The average age of an African is 18, and the average age of a Kenyan is 19. While there has been an appreciation of how such a young population can be a demographic dividend or liability, far less attention has been focused on making sure the former happens.
And the reality is that channelling the productive and energetic forces of young Africans is a multi-disciplinary challenge. Government has to better embed inter-ministerial activity such that young people are sufficiently nourished and of good health and then effectively linked to appropriate educational programmes and then linked to the labour market.
Private sector has to be more effective in linking the skills required to the educational curriculum provided by both government and private sector institutions.
They then have to link education outcomes to productivity and income growth such the aggregate demand of products produced from private sector consistently increases. In short, the only way Africa and Kenya can ensure that the youth are not neglected and locked out of prosperity is through interdisciplinary activity focused on coordinated private sector activity linked to coordinated government action.
A key point of focus where government and private sector activity can converge to leverage Kenya and Africa’s youthfulness is in business development. And let’s be clear on what is being proposed here.

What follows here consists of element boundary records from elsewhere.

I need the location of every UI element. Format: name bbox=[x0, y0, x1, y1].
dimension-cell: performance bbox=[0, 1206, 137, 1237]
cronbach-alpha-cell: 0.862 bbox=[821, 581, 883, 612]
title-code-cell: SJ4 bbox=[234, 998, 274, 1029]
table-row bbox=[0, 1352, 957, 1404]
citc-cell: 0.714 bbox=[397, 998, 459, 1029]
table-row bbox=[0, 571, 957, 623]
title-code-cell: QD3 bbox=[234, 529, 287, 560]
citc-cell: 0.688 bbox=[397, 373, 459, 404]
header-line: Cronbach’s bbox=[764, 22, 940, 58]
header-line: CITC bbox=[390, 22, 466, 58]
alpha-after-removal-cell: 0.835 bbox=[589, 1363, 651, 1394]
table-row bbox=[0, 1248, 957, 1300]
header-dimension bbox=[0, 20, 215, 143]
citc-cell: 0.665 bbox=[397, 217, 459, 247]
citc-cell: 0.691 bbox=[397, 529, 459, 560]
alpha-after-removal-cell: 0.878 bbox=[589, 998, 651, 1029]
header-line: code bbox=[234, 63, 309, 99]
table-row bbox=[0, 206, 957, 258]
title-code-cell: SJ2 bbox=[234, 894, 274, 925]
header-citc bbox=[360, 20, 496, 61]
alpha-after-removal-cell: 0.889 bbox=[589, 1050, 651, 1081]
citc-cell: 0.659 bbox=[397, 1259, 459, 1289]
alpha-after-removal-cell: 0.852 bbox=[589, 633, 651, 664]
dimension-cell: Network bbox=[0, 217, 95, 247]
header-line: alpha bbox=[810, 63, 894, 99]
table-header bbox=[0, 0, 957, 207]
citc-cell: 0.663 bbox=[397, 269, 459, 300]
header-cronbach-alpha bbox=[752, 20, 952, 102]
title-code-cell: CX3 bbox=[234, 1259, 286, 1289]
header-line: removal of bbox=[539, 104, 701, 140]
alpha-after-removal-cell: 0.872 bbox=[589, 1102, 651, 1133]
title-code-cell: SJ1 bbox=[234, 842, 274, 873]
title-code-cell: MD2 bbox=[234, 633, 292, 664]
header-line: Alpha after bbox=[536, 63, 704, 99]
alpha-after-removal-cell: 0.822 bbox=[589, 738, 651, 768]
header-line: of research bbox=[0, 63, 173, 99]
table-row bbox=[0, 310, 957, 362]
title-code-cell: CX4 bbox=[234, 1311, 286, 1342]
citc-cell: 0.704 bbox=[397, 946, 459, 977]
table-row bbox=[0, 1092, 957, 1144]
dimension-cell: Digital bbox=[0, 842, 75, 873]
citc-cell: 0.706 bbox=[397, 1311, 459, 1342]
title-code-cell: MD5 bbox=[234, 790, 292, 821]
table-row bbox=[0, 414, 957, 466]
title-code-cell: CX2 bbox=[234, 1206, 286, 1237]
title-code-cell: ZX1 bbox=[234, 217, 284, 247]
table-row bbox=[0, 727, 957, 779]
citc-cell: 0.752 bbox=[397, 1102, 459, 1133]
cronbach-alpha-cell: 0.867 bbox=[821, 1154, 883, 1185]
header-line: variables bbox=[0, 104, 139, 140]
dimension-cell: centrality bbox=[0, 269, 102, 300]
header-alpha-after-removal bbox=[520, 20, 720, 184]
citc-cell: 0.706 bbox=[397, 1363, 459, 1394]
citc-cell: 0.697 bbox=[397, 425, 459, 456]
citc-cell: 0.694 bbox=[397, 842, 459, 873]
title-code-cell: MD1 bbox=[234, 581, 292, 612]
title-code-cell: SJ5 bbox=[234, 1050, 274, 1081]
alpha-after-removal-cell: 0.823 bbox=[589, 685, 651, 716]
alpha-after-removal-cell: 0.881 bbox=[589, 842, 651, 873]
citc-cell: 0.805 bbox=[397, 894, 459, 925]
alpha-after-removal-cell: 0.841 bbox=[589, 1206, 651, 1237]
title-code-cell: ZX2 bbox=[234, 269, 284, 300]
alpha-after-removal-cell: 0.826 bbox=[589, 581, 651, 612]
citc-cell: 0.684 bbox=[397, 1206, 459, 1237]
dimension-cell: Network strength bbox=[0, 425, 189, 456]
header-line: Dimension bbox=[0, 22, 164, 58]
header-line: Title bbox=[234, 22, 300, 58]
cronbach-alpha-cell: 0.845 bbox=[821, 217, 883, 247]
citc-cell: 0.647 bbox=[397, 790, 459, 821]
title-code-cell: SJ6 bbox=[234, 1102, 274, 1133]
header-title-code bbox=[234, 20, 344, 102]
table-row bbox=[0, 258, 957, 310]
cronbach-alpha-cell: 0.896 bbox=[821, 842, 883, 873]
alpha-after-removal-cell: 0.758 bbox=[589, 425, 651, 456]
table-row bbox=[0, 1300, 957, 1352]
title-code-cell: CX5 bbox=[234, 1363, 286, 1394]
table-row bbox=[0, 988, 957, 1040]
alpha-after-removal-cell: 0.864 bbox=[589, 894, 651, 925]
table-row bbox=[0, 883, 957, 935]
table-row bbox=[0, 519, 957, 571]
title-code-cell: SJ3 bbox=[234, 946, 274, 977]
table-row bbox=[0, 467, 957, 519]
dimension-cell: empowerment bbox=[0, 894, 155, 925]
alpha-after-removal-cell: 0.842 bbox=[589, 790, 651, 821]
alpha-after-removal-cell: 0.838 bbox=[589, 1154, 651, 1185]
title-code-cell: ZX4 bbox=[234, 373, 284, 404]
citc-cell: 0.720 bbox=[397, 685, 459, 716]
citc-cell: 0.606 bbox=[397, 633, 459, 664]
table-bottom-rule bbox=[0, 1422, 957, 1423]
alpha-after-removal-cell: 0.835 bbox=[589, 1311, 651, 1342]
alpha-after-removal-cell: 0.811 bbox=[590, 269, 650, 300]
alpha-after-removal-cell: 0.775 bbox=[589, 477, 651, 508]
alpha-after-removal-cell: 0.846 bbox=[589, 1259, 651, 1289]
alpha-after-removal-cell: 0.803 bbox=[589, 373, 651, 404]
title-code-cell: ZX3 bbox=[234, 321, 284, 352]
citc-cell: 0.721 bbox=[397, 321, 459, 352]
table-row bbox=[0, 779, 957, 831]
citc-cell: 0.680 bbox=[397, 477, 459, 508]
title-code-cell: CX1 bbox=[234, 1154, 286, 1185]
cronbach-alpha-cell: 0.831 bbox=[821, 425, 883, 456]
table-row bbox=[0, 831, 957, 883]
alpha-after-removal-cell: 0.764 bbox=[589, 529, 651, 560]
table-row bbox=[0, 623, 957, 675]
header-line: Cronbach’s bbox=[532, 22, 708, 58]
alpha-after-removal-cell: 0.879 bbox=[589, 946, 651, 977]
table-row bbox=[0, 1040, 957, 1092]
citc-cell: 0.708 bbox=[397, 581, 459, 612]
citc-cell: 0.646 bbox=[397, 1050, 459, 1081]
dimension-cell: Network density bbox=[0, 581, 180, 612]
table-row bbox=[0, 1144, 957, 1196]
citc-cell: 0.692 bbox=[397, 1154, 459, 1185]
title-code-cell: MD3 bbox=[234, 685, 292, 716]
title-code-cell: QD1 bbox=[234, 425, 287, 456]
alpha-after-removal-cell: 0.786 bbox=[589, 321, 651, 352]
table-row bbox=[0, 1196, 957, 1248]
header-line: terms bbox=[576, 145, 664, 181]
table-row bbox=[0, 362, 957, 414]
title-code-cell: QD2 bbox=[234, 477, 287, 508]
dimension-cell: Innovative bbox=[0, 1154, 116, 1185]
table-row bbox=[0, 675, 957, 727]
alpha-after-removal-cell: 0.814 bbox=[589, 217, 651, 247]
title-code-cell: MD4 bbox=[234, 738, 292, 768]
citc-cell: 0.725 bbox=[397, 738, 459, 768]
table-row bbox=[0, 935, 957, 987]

The proposition is not that every young person goes out and try to entrepreneur themselves out of poverty. That is an unfair burden not only because not every young person is an entrepreneur but also because private and public sectors, even within themselves, do not have the structures that support young entrepreneurs and are currently not very good at scaling existing business to enhance job creation and income growth for the youth.
There are two actions that can be done by both private and public sector to enhance private sector growth with a youth focus.
First is to more deliberately support business activity by the youth. And that does not mean government youth funds that make requirements of young people such as forming groups in order to qualify.
Such requirements are more focused on government de-risking than creating viable financing options for young and often inexperienced entrepreneurs. It is important that government, private sector, grant-makers and development finance create inter-sectoral consortiums that more effectively leverage the types and scale of support targeting young entrepreneurs with an ecosystem of support linked to financing. This is the expensive and time-consuming side of youth business development few seem willing to do.
Secondly, is to better link youth education with private sector skill requirements. And here government and private sector really have to get out of their formal mandates and have a sincere commitment to solving this serious problem. Everyone will tell you money is the issue; that if they had more money they could do more. Well it seems the money problem won’t be fixed in the near future because of a blend of limited government budgets and private sector profit expectations. Thus what is required is an aggregator of efforts in linking education-labour market skills gaps by both private and public sectors; and this should be financed by both parties as they both stand to benefit.
Let government and private sector bodies more deliberately aggregate and coordinate education and youth skills programmes towards a joint objective. Perhaps in doing so, the youth will be better linked to labour markets which can then drive productivity, profit gains and leverage the African youth dividend.